Is it expected to only see the IPv4 DNS Server here? There's no IPv6.

[Moonchild]

About: DNS Address - 1 server detected

That's expected if set as preferred. the alternate is normally only used if the preferred one has an issue (error, timeout, too slow, etc.).

[back2themoon]

No, I meant that only the IPv4 server is listed there. Not the IPv6 one.

(it's not about primary/secondary).

[Moonchild]

That depends on your network stack and timing (as well as browser settings, probably). In dual-stack setups it could go both ways. I'm guessing if a preferred one is selected it will stick with it.

[Stargate38]

I also think that the DNS/VPN/TOR (and email services suggested) should be free

You think server hardware and bandwidth is free, do you?

At the very least, you could have a free tier.

[back2themoon]

...you could have a free tier.

Which is meant to entice into a commercial/paid plan. Which is unwanted.

[Moonchild]

At the very least, you could have a free tier.

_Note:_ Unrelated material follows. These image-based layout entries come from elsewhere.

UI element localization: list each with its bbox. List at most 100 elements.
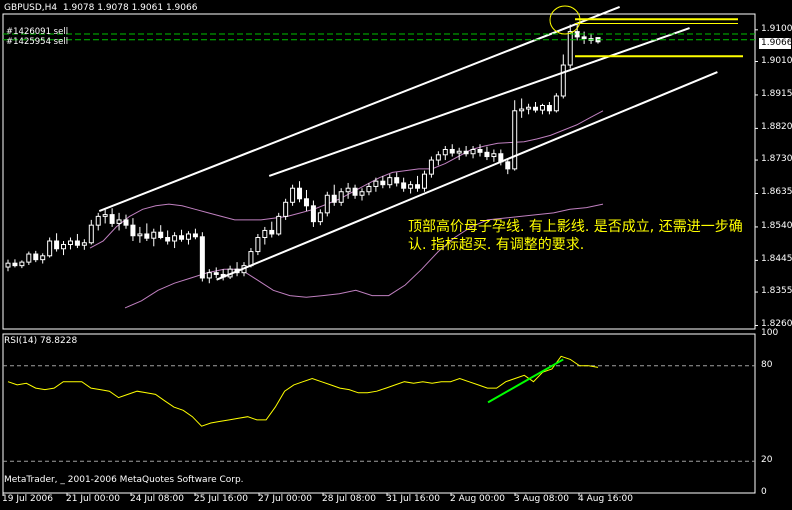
candle-body [428, 159, 434, 175]
candle-body [61, 244, 67, 250]
candle-body [415, 184, 421, 189]
candle-body [539, 105, 545, 111]
candle-body [408, 184, 414, 189]
time-tick-label: 24 Jul 08:00 [130, 494, 184, 504]
candle-body [109, 214, 115, 224]
order-label-2[interactable]: #1425954 sell [6, 37, 68, 47]
candle-body [380, 180, 386, 186]
candle-body [519, 108, 525, 112]
candle-body [123, 219, 129, 226]
price-tick-label: 1.9010 [761, 55, 792, 66]
candle-body [262, 229, 268, 238]
candle-body [54, 240, 60, 250]
candle-body [192, 233, 198, 238]
candle-body [533, 106, 539, 111]
candle-body [456, 150, 462, 154]
candle-body [185, 233, 191, 240]
bollinger-bands [89, 110, 604, 309]
candle-body [88, 224, 94, 244]
order-lines [3, 33, 755, 41]
candle-body [213, 272, 219, 275]
order-label-1[interactable]: #1426091 sell [6, 27, 68, 37]
candle-body [283, 201, 289, 217]
candle-body [206, 272, 212, 279]
candle-body [81, 242, 87, 246]
candle-body [484, 151, 490, 158]
candle-body [33, 253, 39, 261]
chart-window[interactable]: GBPUSD,H4 1.9078 1.9078 1.9061 1.9066 #1… [0, 0, 792, 506]
candle-body [567, 31, 573, 66]
rsi-panel-border [2, 333, 756, 494]
candle-body [477, 149, 483, 153]
price-tick-label: 1.8820 [761, 122, 792, 133]
candle-body [324, 194, 330, 214]
time-tick-label: 25 Jul 16:00 [194, 494, 248, 504]
price-tick-label: 1.8915 [761, 88, 792, 99]
candle-body [546, 105, 552, 112]
candle-body [581, 36, 587, 40]
candle-body [151, 231, 157, 239]
candle-body [373, 180, 379, 187]
price-tick-label: 1.8635 [761, 187, 792, 198]
candle-body [303, 198, 309, 207]
rsi-tick-label: 80 [761, 359, 773, 370]
rsi-tick-label: 20 [761, 455, 773, 466]
candle-body [179, 235, 185, 240]
candle-body [512, 110, 518, 170]
candle-body [331, 194, 337, 203]
candle-body [74, 240, 80, 246]
time-tick-label: 4 Aug 16:00 [578, 494, 633, 504]
candle-body [359, 191, 365, 196]
candle-body [401, 182, 407, 189]
candle-body [12, 262, 18, 267]
candle-body [310, 205, 316, 223]
price-tick-label: 1.8730 [761, 154, 792, 165]
candle-body [102, 214, 108, 217]
price-tick-label: 1.8355 [761, 286, 792, 297]
price-tick-label: 1.9100 [761, 23, 792, 34]
candle-body [248, 251, 254, 267]
candle-body [130, 224, 136, 237]
rsi-title: RSI(14) 78.8228 [4, 336, 78, 346]
candle-body [137, 233, 143, 237]
candle-body [95, 215, 101, 226]
rsi-tick-label: 0 [761, 487, 767, 497]
candle-body [470, 149, 476, 155]
time-tick-label: 3 Aug 08:00 [514, 494, 569, 504]
chart-title: GBPUSD,H4 1.9078 1.9078 1.9061 1.9066 [4, 3, 198, 13]
time-tick-label: 19 Jul 2006 [2, 494, 53, 504]
candle-body [172, 235, 178, 242]
price-panel-border [2, 13, 756, 330]
candle-body [387, 177, 393, 186]
candle-body [26, 253, 32, 263]
channel-trendline [268, 27, 690, 177]
rsi-tick-label: 100 [761, 328, 779, 338]
candle-body [158, 231, 164, 238]
candle-body [352, 187, 358, 196]
time-tick-label: 27 Jul 00:00 [258, 494, 312, 504]
candle-body [47, 240, 53, 257]
rsi-panel [3, 355, 755, 462]
candle-body [19, 261, 25, 267]
candle-body [553, 95, 559, 112]
candle-body [526, 106, 532, 110]
candle-body [144, 233, 150, 239]
candle-body [5, 262, 11, 268]
candle-body [67, 240, 73, 246]
candle-body [394, 177, 400, 184]
candle-body [255, 236, 261, 253]
rsi-trendline [487, 358, 564, 404]
candle-body [505, 161, 511, 170]
candle-body [421, 173, 427, 189]
price-tick-label: 1.8445 [761, 254, 792, 265]
chart-frame [2, 13, 758, 496]
time-tick-label: 21 Jul 00:00 [66, 494, 120, 504]
candle-body [435, 154, 441, 161]
price-tick-label: 1.8540 [761, 220, 792, 231]
candle-body [165, 236, 171, 242]
candle-body [40, 255, 46, 261]
candle-body [345, 187, 351, 193]
current-price-label: 1.9066 [759, 38, 792, 49]
candle-body [449, 149, 455, 154]
candle-body [276, 215, 282, 235]
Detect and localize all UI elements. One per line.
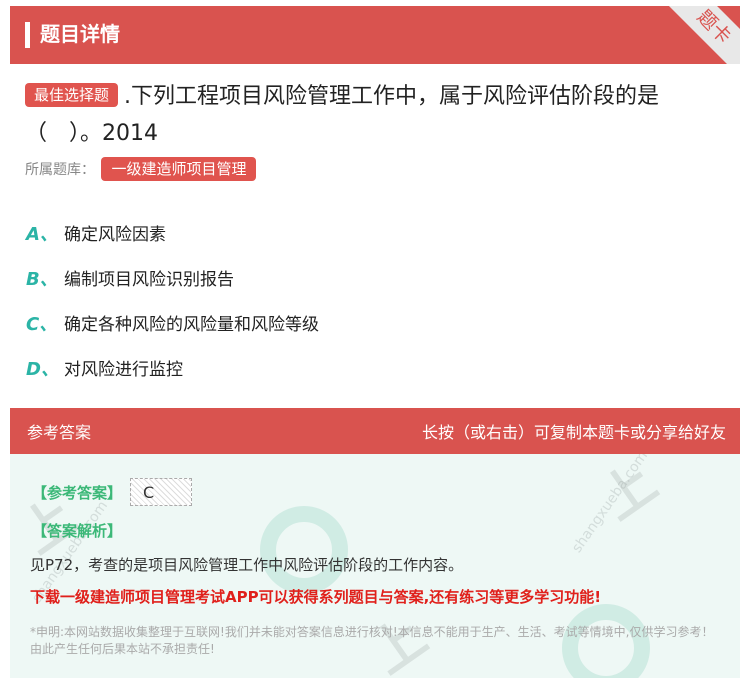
reference-answer: 【参考答案】 C xyxy=(32,478,193,506)
option-letter: B、 xyxy=(26,268,58,290)
analysis-label: 【答案解析】 xyxy=(32,522,123,540)
question-card-ribbon[interactable]: 题卡 xyxy=(659,6,740,64)
option-text: 确定各种风险的风险量和风险等级 xyxy=(64,315,319,335)
question-stem: 最佳选择题 .下列工程项目风险管理工作中，属于风险评估阶段的是（ ）。2014 xyxy=(25,78,730,152)
option-c[interactable]: C、 确定各种风险的风险量和风险等级 xyxy=(26,300,319,345)
option-text: 确定风险因素 xyxy=(64,225,166,245)
option-b[interactable]: B、 编制项目风险识别报告 xyxy=(26,255,319,300)
analysis-text: 见P72，考查的是项目风险管理工作中风险评估阶段的工作内容。 xyxy=(30,556,464,574)
reference-answer-value: C xyxy=(130,478,193,506)
option-d[interactable]: D、 对风险进行监控 xyxy=(26,345,319,390)
question-type-badge: 最佳选择题 xyxy=(25,83,119,107)
answer-section-title: 参考答案 xyxy=(27,423,92,442)
watermark-circle xyxy=(260,506,348,594)
library-label: 所属题库： xyxy=(25,162,95,178)
option-text: 对风险进行监控 xyxy=(64,360,183,380)
question-library: 所属题库： 一级建造师项目管理 xyxy=(25,157,257,182)
question-text: .下列工程项目风险管理工作中，属于风险评估阶段的是（ ）。2014 xyxy=(25,84,660,146)
disclaimer-text: *申明:本网站数据收集整理于互联网!我们并未能对答案信息进行核对!本信息不能用于… xyxy=(30,625,714,656)
app-download-link[interactable]: 下载一级建造师项目管理考试APP可以获得系列题目与答案,还有练习等更多学习功能! xyxy=(30,586,601,607)
option-text: 编制项目风险识别报告 xyxy=(64,270,234,290)
answer-section-header: 参考答案 长按（或右击）可复制本题卡或分享给好友 xyxy=(10,408,740,454)
reference-answer-label: 【参考答案】 xyxy=(32,483,123,502)
page-title: 题目详情 xyxy=(40,22,120,46)
ribbon-label: 题卡 xyxy=(692,6,736,49)
option-letter: A、 xyxy=(26,223,58,245)
options-list: A、 确定风险因素 B、 编制项目风险识别报告 C、 确定各种风险的风险量和风险… xyxy=(26,210,319,390)
option-a[interactable]: A、 确定风险因素 xyxy=(26,210,319,255)
share-hint: 长按（或右击）可复制本题卡或分享给好友 xyxy=(421,423,726,442)
option-letter: C、 xyxy=(26,313,58,335)
option-letter: D、 xyxy=(26,358,59,380)
header-accent-bar xyxy=(25,22,30,48)
answer-section-body: 上 上 上 shangxueba.com shangxueba.com 【参考答… xyxy=(10,454,740,678)
page-header: 题目详情 题卡 xyxy=(10,6,740,64)
library-tag[interactable]: 一级建造师项目管理 xyxy=(101,157,257,181)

Which has to be paid for somehow as well. What kind of business model other than a shitty one would actually support that kind of setup?

[Michaell]

Your DNS IP4 did work on the sites I tried (I haven't been enabling IP6 so didn't test that), no noticeable issues. I'm going back to my default, automatic setting though.

[jarsealer]

Hmm, before researching, I didn't think DoT/DoH would be so complicated.. leaking local hostnames/IPs/LANs to the provider or extranet definitely shouldn't happen I presume.

My ISP's DNS resolver blocks some certain services, even nontrivial things, but they're not blocked when using another resolver (it's probably some rudimentary DNS filters they don't bother updating or something, incompetent on their part) So that's why I choose another provider, and the way to do that (on my android phone) is to seemingly set custom private DNS in network settings, which uses DoT I think. I'm also not that tech savvy in networking.

[RJARPCGP]

My ISP's DNS resolver blocks some certain services, even nontrivial things, but they're not blocked when using another resolver (it's probably some rudimentary DNS filters they don't bother updating or something, incompetent on their part)

I would normally suspect a strange issue, especially when it happens on random web sites, and when they aren't illegal. Does the browser claim it don't exist, or that it's not responding? In the U.S., I only see intentional blocking at schools and libraries, besides at businesses. The blocking at schools and libraries, are normally for NSFW content.

[Moonchild]

If it's blocked at the DNS level, you are either forwarded to a different site or a page explaining it's blocked, i.e. DNS hijacking, or (more common) the browser will just throw the networking error "Pale Moon can't find the server at {domain}".
If it's blocked at the connection level, it will error with a "server not responding" error.

[LuftWafflePilot]

I like the DNS idea, but what kind of latency is acceptable for this kind of thing so I am guaranteed not be be slowed down in any way? I can use my ISP's DNS servers that are like 2km away from our house with latency of like 1ms, but even though I am mostly certain they are the good kind (they are local and with reputation to keep) without spying and shit, I can never be certain, so I'll always prefer something where I can be reasonably sure.
The average latency to your DNS is 25ms. Is that good or not good enough?

Oh and what would be the reason to use an alternative NTP server? I don't know anything about this stuff, and have been using pool.ntp.org for ages.